D’altra parte, molti colleghi hanno riscontrato che i pazienti con un’elevata espressione di PD-L1 o con un’alterazione del driver trattabile, anche se in cattive condizioni generali, possono sperimentare un miglioramento significativo delle loro condizioni a seguito del trattamento (“risposta di Lazarus”). La speranza può giustificare un tentativo di terapia, ma i dati in merito sono limitati ai rapporti sui casi [19 – 21]. D’altra parte, un miglioramento delle condizioni può essere ottenuto anche attraverso le cure palliative precoci [22,23]. Queste cure palliative dovrebbero essere parte integrante della cura del mNSCLC [24]. La continuazione della terapia sistemica non deve ritardare un’adeguata cura palliativa.
I pazienti devono essere istruiti sul fatto che la terapia puramente di supporto può anche migliorare la loro condizione e che la terapia sistemica a volte ha solo l’effetto opposto.
Messaggi da portare a casa
- La prognosi delle persone con mNSCLC è determinata in gran parte dalle loro condizioni generali. A volte, questa situazione può già essere migliorata trattando i sintomi del tumore o le comorbidità.
- Fino al PS 2, la terapia sistemica è giustificata, anche se al PS 2 la terapia puramente di supporto può già essere discussa con il paziente come alternativa, soprattutto se non c’è un’alta espressione di PD-L1 o un’alterazione del driver trattabile.
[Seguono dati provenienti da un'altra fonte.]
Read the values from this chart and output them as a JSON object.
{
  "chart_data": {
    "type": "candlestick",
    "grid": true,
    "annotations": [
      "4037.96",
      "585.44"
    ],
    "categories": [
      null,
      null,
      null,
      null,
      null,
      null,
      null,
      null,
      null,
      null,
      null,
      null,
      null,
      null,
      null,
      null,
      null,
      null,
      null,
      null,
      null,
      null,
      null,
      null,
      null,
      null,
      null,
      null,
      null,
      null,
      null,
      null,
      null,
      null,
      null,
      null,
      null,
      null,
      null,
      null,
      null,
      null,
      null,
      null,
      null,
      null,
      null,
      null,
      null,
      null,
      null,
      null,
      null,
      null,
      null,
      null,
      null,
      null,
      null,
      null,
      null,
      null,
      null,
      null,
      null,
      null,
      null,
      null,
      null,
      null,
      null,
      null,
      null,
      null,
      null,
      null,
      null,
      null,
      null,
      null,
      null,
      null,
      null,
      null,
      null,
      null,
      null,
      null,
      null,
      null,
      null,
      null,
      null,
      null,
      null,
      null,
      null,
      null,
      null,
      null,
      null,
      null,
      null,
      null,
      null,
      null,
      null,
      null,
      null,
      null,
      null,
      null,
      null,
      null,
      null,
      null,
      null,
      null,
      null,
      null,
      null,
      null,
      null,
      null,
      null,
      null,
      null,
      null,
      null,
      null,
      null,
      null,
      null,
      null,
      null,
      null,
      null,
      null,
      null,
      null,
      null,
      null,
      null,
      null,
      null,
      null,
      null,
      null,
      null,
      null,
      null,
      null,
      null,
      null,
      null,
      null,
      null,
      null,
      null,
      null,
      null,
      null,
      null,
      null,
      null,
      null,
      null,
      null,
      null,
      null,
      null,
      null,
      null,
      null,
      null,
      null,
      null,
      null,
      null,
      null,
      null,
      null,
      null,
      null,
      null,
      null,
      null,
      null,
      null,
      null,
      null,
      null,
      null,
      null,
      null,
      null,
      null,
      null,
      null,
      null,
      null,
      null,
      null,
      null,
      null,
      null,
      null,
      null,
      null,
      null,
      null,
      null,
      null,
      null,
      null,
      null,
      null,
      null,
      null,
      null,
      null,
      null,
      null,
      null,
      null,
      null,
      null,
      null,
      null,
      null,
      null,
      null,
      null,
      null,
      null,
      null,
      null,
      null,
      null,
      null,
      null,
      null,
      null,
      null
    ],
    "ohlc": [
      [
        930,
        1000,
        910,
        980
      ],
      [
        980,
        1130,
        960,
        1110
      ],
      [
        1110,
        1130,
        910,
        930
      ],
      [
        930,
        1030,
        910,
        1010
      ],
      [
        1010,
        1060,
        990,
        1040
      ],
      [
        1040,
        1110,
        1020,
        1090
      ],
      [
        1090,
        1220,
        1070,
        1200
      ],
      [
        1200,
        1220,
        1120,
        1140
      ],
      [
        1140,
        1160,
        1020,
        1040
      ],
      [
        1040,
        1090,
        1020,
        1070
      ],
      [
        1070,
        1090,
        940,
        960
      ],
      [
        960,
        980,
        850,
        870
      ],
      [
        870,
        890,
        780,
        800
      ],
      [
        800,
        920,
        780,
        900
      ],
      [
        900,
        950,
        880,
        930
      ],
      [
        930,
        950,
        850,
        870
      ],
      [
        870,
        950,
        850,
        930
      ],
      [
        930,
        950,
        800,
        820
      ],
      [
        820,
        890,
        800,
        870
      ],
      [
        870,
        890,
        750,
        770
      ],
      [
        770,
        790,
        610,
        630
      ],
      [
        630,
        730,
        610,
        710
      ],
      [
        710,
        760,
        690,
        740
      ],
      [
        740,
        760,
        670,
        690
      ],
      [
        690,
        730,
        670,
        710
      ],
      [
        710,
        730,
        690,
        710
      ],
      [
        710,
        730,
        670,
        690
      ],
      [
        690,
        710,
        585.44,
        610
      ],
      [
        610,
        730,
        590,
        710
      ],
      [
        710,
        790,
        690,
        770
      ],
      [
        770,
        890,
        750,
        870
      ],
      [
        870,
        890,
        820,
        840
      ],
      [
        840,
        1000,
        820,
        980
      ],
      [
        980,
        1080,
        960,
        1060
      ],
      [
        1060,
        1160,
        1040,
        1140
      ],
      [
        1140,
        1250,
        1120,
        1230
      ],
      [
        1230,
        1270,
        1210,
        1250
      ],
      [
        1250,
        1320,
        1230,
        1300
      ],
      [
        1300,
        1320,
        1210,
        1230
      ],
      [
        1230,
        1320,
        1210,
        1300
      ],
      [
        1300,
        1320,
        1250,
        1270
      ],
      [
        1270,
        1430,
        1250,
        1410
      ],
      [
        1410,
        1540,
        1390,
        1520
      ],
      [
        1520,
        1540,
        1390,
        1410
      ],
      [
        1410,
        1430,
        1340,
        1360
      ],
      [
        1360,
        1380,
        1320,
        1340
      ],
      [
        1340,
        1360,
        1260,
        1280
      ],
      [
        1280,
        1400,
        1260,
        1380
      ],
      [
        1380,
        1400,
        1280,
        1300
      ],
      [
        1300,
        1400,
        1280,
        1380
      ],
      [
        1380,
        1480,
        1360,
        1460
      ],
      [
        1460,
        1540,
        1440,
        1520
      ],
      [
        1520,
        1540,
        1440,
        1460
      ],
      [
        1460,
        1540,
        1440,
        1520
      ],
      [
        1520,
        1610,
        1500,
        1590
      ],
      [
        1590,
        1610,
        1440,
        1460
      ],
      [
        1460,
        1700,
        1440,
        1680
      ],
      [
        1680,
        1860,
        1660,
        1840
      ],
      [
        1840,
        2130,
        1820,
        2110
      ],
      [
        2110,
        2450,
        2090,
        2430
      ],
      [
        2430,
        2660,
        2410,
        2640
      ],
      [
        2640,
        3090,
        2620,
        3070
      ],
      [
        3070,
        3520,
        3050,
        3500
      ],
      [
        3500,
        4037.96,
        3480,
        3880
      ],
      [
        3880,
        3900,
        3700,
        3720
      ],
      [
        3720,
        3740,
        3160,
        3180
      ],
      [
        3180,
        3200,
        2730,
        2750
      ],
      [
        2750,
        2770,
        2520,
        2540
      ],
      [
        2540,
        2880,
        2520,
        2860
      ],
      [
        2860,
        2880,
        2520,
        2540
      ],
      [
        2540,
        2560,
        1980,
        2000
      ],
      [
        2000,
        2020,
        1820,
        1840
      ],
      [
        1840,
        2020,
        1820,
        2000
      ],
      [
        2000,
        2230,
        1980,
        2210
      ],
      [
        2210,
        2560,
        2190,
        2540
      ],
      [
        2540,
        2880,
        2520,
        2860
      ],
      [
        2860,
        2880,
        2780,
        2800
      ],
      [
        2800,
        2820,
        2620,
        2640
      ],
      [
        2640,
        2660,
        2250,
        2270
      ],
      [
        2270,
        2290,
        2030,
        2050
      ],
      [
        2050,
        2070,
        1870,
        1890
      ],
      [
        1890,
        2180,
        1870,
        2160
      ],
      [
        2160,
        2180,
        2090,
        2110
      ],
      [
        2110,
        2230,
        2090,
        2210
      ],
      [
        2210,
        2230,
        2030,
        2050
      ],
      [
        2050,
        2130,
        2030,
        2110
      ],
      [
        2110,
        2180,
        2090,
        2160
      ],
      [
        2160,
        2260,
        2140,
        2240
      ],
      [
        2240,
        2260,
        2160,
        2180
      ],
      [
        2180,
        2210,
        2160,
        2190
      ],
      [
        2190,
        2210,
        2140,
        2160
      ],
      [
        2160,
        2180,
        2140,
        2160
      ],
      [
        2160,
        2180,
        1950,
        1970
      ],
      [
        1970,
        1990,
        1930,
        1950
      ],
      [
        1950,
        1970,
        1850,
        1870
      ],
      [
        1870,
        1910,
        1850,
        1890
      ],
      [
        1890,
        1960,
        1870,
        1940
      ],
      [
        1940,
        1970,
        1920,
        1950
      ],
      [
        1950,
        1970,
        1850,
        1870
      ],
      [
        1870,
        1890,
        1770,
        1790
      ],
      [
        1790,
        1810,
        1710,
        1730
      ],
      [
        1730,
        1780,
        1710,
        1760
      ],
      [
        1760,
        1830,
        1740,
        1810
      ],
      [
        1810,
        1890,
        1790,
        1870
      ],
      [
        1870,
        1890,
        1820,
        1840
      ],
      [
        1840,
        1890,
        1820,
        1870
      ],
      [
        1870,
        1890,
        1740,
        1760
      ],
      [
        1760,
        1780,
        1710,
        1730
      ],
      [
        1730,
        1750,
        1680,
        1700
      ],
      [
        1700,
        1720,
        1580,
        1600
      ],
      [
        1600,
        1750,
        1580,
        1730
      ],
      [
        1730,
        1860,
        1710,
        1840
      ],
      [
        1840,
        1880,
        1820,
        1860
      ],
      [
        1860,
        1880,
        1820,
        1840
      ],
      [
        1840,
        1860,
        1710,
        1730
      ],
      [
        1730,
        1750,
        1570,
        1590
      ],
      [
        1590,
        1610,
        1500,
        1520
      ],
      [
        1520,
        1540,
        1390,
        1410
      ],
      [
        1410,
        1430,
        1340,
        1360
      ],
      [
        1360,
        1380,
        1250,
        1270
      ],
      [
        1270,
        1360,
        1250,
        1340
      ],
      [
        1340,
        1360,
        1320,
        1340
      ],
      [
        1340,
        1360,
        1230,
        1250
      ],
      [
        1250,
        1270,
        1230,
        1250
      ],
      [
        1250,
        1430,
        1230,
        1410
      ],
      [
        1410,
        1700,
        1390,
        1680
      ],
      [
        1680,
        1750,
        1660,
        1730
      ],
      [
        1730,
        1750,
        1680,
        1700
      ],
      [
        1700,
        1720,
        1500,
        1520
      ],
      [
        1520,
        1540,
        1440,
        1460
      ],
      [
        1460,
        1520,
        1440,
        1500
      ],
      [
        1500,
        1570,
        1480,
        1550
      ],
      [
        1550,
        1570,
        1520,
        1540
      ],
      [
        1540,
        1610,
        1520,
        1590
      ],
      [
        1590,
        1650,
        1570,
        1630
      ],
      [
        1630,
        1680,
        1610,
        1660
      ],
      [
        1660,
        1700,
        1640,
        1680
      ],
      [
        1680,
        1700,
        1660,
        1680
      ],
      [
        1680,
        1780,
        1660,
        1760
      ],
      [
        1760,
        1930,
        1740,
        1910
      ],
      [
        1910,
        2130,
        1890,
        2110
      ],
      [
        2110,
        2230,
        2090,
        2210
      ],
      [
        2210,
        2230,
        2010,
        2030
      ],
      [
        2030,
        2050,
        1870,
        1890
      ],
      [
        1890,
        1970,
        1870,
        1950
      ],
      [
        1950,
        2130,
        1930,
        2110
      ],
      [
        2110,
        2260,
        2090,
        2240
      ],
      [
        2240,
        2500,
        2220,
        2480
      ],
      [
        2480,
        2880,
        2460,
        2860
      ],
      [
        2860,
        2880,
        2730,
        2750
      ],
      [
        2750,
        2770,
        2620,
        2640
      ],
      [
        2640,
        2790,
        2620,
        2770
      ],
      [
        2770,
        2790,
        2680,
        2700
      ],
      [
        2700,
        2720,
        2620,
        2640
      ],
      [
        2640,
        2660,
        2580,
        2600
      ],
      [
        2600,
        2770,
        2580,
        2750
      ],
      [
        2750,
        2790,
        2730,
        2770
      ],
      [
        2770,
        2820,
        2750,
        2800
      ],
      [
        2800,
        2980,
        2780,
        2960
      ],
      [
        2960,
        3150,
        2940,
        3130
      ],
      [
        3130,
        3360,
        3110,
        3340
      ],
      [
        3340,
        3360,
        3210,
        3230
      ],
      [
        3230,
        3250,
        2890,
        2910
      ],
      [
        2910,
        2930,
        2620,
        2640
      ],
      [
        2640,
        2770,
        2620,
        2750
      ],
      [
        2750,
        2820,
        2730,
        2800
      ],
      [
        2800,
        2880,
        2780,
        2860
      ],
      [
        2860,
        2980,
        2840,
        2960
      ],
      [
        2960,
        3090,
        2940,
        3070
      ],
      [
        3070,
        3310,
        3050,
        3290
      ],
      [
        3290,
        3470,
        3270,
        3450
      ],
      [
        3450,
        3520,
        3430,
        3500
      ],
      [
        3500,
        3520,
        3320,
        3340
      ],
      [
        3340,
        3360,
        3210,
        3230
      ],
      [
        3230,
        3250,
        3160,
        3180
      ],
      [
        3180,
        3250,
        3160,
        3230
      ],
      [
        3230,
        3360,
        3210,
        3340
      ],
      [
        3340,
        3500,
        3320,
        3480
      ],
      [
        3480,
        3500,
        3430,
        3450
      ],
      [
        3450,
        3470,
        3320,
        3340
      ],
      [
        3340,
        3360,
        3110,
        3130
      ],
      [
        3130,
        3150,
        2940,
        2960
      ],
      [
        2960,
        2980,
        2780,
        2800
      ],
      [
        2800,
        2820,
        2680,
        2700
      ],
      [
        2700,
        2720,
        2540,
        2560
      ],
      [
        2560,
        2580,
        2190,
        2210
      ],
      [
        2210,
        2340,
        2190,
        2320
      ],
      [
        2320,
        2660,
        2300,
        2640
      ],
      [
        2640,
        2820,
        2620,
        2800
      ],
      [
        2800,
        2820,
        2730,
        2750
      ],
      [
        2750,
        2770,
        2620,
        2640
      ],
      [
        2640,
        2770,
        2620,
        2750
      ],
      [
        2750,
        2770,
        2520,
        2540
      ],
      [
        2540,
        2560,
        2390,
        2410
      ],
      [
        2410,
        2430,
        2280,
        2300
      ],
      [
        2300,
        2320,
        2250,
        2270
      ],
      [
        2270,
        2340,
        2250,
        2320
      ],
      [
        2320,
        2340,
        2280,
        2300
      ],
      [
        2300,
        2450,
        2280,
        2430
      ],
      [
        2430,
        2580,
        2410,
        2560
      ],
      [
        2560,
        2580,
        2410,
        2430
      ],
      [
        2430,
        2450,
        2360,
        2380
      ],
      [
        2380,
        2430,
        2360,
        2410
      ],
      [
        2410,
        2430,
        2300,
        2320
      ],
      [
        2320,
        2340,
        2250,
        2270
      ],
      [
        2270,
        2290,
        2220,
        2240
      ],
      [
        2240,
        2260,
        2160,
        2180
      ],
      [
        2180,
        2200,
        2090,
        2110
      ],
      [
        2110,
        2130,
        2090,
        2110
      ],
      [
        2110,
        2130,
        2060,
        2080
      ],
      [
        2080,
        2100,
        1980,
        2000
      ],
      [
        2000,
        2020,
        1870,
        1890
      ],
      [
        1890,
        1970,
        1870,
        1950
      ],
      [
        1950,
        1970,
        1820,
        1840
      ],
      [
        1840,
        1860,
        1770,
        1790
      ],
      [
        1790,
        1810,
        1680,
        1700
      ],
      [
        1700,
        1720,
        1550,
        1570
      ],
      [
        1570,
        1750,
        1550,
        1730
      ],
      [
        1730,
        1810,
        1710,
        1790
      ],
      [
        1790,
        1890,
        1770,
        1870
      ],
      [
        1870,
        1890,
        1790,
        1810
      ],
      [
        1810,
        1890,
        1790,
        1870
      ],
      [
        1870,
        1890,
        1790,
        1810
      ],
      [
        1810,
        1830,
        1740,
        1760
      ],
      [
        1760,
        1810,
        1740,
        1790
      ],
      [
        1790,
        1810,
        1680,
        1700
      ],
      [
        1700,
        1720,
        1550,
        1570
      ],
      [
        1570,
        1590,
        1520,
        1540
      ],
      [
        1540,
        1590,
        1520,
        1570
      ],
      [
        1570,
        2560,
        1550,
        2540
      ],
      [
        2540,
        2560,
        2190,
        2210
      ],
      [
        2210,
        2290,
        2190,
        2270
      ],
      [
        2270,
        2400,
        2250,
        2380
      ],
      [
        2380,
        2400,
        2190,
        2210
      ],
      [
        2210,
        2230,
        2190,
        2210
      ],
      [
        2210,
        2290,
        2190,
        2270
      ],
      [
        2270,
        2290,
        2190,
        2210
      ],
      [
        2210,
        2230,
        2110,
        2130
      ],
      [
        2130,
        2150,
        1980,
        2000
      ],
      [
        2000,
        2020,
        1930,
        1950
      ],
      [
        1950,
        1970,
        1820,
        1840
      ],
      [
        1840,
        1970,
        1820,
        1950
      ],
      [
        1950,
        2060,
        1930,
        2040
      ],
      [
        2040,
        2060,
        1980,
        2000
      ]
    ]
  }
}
- In PS 3, bisogna essere molto critici nei confronti di una terapia di sistema. In linea di principio, la situazione dei dati qui riportata parla solo dell’uso dei TKI nelle alterazioni driver; i risultati delle immunoterapie sono deludenti. Nel PS 4, dal punto di vista dell’autore, in linea di principio non c’è alcuna indicazione per una terapia di sistema. Fanno eccezione anche le alterazioni del conducente in casi individuali, quando il paziente desidera urgentemente ricevere la terapia.
- La terapia in hospice deve essere effettuata solo se è adatta a mantenere o migliorare la qualità di vita del paziente.